Jinan's continued expansion toward the city's east and west areas, and the resultant infrastructure development inevitably resulted in the expansion of LGFVs' balance sheets. This weighed on the city's high debt burden and very high contingent liabilities. These credit weaknesses are partially offset by JNWC's exceptional liquidity, which helps cover the debt services in the next 12 months.
Our assessment of JNWC's SACP reflects the company's high financial leverage, weak operating cash flow and interest coverage, and significant refinancing risk. In addition, its geographic concentration, business dependence on the local government, and exposure to land sale and property market conditions expose its revenue to high volatility. On the other hand, JNWC's exclusive development rights in WNT District, continued development opportunity, and ongoing government support moderate the above weaknesses.
In our view, JNWC's competitive position is mainly driven by its monopolistic position in the primary land development and infrastructure construction in the WNT District. The business is highly capital-intensive and essentially policy-driven. Under the government mandate, the company is also responsible for the infrastructure project construction, which, however, does not generate any revenue and represent assets for public welfare.
"We equalize the issue rating on JNWC's proposed senior unsecured notes with the corporate credit rating, reflecting the notes' insignificant structural subordination risk as indicated by a ratio of priority liabilities to consolidated assets well below the 20% threshold for investment grade notching," Ms. Lu said.
The stable outlook mainly reflects our view of the credit profile of Jinan municipal government and our assessment that the likelihood will remain extremely high for the government to provide sufficient and timely extraordinary support to JNWC if needed in the coming two years.
We could downgrade the company if: (1) the creditworthiness of Jinan municipal government has materially deteriorated; or (2) the likelihood for extraordinary government support has materially weakened because of a change in the government's strategies or priorities. Loosened management control or a significant reduction in the government's ownership could indicate declining commitment of support from the government.
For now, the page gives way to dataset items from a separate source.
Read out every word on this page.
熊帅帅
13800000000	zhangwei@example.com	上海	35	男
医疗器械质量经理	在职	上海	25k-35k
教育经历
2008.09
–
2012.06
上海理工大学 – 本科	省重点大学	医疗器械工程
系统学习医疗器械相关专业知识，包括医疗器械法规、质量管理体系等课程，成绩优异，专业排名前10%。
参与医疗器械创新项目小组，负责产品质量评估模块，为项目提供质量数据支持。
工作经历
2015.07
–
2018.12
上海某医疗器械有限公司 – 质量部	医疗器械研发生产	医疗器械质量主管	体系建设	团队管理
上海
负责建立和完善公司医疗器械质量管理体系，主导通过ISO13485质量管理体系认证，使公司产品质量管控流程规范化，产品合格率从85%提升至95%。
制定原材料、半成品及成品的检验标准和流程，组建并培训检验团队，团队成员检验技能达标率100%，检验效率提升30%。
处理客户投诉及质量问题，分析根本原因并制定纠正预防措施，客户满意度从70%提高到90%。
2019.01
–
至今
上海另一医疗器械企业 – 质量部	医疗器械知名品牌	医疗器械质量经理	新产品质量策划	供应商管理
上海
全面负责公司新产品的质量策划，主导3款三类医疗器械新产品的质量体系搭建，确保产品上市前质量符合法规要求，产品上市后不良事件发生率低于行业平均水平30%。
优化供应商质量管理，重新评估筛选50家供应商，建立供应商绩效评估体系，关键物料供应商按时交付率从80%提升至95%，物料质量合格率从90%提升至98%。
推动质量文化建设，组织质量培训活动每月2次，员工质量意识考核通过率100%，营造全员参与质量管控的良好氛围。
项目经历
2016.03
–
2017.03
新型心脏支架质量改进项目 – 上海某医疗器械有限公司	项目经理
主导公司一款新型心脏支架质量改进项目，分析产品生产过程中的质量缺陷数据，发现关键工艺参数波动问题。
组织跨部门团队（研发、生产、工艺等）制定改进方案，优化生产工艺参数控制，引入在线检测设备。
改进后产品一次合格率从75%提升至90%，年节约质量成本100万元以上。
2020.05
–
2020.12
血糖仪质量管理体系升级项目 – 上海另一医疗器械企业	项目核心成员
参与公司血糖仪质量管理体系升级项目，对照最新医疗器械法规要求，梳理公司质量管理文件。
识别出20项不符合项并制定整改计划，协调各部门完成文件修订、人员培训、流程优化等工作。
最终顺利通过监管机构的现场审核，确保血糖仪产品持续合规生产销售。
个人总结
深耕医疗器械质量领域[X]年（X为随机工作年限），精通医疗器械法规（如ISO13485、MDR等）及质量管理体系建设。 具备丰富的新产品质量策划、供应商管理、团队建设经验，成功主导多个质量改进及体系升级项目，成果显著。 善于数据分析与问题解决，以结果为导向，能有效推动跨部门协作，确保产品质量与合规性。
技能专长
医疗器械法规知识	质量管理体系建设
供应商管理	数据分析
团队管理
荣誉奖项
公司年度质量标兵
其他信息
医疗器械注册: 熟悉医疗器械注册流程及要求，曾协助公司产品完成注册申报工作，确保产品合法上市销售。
Heightened policy risk, which may prevent the municipal government from providing extraordinary support in a timely manner, would also trigger our downside rating review.
The rating will not move when the SACP is within the 'b' category. However, we could lower the SACP if we identify its FFO interest coverage as consistently below 1x, and its diminishing ongoing supports from the government, including suspension of land premium refund and subsidy or capital injection, and weakened liquidity could pressure the company's debt payment capability.
We could upgrade the company if, in our view, the creditworthiness of Jinan municipal government has materially improved. We could also raise the rating, if we reassess JNWC's role to the government as critical, or if its SACP improves to 'bb-', due to substantial strengthening of financial performance with significant deleverage.